Je me sentais bien, pour être tout à fait honnête. Pendant la journée, j’étais beaucoup plus calme que lors du programme court.

Wesley Chiu

Quelques jours auparavant, il avait avoué à quel point la nervosité l’avait envahi au début de son programme de jeudi. « [Aujourd’hui], je me sentais comme lors de n’importe quelle autre journée, mais évidemment ce ne l’était pas, car ce sont les Championnats du monde. J’ai commis des erreurs coûteuses. Certaines sont plus frustrantes que d’autres, car je sais que j’aurais pu faire mieux. »

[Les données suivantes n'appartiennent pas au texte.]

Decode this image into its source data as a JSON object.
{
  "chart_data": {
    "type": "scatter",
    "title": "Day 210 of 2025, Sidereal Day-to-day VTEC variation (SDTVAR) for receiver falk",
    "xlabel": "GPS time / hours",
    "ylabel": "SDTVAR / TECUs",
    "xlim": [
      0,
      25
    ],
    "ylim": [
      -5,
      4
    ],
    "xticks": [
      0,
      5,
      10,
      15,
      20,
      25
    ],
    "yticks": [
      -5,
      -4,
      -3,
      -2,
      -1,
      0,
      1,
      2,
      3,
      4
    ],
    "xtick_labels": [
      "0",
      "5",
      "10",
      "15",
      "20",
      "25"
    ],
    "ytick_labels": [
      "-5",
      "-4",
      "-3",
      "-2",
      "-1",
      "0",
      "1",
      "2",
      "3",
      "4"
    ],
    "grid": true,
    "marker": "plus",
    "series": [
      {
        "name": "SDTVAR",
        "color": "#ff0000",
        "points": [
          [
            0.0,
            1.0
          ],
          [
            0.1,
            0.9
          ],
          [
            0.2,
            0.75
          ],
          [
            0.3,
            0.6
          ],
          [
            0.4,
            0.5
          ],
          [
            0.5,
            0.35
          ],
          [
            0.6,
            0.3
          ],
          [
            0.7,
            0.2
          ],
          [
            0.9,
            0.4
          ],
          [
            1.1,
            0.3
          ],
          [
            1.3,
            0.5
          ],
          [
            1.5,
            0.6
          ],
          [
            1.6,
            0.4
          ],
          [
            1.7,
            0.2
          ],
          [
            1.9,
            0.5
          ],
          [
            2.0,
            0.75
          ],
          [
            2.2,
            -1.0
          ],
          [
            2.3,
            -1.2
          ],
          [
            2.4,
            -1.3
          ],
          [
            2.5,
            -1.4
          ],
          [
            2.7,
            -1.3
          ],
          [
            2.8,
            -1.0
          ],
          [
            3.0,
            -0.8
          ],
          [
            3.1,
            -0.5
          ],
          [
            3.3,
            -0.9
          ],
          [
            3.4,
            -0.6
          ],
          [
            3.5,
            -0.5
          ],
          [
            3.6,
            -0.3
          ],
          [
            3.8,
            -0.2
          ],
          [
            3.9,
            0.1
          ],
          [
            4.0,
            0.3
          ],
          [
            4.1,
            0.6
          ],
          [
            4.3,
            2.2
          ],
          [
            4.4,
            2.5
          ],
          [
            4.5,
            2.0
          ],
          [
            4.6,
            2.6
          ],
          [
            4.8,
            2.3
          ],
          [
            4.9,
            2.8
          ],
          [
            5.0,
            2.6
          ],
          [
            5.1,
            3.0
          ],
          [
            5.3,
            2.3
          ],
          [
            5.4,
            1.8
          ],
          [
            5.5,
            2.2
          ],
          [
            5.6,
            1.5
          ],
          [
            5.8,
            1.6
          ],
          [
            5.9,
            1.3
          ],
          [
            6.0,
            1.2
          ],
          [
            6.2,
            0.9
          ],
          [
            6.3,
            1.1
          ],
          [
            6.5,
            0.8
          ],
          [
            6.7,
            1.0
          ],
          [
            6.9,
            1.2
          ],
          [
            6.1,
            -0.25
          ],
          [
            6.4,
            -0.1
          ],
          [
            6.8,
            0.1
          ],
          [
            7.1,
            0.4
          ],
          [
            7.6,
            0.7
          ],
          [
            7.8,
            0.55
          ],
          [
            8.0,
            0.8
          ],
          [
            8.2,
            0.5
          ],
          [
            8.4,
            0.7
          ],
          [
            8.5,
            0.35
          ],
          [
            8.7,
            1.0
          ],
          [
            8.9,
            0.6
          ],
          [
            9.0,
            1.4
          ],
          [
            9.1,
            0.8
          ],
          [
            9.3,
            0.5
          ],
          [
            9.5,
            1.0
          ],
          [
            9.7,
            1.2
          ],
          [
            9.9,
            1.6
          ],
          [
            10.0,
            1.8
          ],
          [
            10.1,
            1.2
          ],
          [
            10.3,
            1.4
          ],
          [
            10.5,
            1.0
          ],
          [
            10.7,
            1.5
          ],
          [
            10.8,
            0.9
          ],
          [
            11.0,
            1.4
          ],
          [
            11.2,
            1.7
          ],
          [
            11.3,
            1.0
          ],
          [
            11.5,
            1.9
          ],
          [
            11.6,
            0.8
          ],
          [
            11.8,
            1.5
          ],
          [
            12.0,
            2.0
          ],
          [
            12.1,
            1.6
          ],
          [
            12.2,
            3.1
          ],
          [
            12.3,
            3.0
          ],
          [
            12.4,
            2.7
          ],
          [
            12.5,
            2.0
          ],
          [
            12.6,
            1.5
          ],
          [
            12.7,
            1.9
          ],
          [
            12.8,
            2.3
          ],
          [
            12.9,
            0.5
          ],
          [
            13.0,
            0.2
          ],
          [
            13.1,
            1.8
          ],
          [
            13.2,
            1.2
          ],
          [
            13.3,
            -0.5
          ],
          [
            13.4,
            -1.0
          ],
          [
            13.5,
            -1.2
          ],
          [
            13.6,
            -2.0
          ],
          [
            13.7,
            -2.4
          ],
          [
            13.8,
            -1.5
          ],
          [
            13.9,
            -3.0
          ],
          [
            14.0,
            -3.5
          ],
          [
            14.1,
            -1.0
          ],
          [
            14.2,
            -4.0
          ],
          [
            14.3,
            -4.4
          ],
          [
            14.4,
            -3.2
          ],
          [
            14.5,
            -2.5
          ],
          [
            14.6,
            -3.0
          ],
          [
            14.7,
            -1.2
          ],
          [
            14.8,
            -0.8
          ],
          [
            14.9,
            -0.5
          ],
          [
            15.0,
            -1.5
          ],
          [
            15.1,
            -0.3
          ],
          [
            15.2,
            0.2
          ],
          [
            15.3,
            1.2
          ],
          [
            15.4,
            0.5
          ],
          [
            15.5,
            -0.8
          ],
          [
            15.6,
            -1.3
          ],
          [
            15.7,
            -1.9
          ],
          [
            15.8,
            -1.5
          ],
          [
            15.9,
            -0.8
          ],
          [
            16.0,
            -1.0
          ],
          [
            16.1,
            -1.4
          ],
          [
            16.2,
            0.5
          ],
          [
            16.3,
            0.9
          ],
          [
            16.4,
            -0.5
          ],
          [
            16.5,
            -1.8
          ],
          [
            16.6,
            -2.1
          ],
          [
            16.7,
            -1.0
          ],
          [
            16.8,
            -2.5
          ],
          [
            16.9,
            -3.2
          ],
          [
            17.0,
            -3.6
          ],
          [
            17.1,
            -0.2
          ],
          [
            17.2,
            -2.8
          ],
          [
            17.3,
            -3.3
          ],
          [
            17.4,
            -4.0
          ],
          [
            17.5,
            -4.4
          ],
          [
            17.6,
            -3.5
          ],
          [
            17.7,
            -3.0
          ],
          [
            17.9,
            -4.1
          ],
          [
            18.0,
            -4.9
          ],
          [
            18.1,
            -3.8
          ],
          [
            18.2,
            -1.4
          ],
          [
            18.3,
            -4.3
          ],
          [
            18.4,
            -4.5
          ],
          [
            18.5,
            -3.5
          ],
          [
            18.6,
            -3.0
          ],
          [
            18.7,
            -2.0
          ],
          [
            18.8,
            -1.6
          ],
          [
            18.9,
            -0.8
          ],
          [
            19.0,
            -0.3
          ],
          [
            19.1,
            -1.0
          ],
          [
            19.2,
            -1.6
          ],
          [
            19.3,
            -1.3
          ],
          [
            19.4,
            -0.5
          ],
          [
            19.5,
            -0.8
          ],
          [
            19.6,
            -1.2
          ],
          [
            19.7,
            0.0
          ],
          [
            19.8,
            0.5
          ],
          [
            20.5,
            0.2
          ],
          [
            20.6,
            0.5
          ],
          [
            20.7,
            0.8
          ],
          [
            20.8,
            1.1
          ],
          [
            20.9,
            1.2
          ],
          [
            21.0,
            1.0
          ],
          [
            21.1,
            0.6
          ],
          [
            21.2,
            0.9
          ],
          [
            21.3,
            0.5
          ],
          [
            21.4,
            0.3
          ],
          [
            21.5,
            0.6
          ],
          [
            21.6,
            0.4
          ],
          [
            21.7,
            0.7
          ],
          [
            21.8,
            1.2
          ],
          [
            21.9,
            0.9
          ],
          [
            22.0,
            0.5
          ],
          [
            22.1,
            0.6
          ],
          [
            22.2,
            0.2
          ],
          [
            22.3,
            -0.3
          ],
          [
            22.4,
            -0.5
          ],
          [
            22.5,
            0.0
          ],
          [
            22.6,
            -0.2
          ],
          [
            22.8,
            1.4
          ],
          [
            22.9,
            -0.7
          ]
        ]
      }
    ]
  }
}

Dans la même veine, son compatriote Sadovsky, absolument brillant lors du programme court, n’a pas été que l’ombre de lui-même dans son chandail bleu ciel. Une chute sur son premier saut et trois atterrissages flottants sur ses quatre sauts suivants ont bousillé sa prestation exécutée au son d’un ballet soviétique.

« De manière générale, chaque élément a été pire que ce que je fais habituellement à l’entraînement. Et ça m’a forcé à pousser et forcer davantage et ça s’est empiré. Ça aura été une lutte compliquée, mais je suis heureux de m’être battu jusqu’au bout », a-t-il assuré après sa performance dans les couloirs du Centre Bell.

Ne pas commettre les mêmes erreurs

Ces Mondiaux étaient seulement le quatrième évènement auquel prenait part cette saison Sadovsky, blessé à une cheville et à un genou en raison d’une séquence d’entraînement trop intense en tout début de saison.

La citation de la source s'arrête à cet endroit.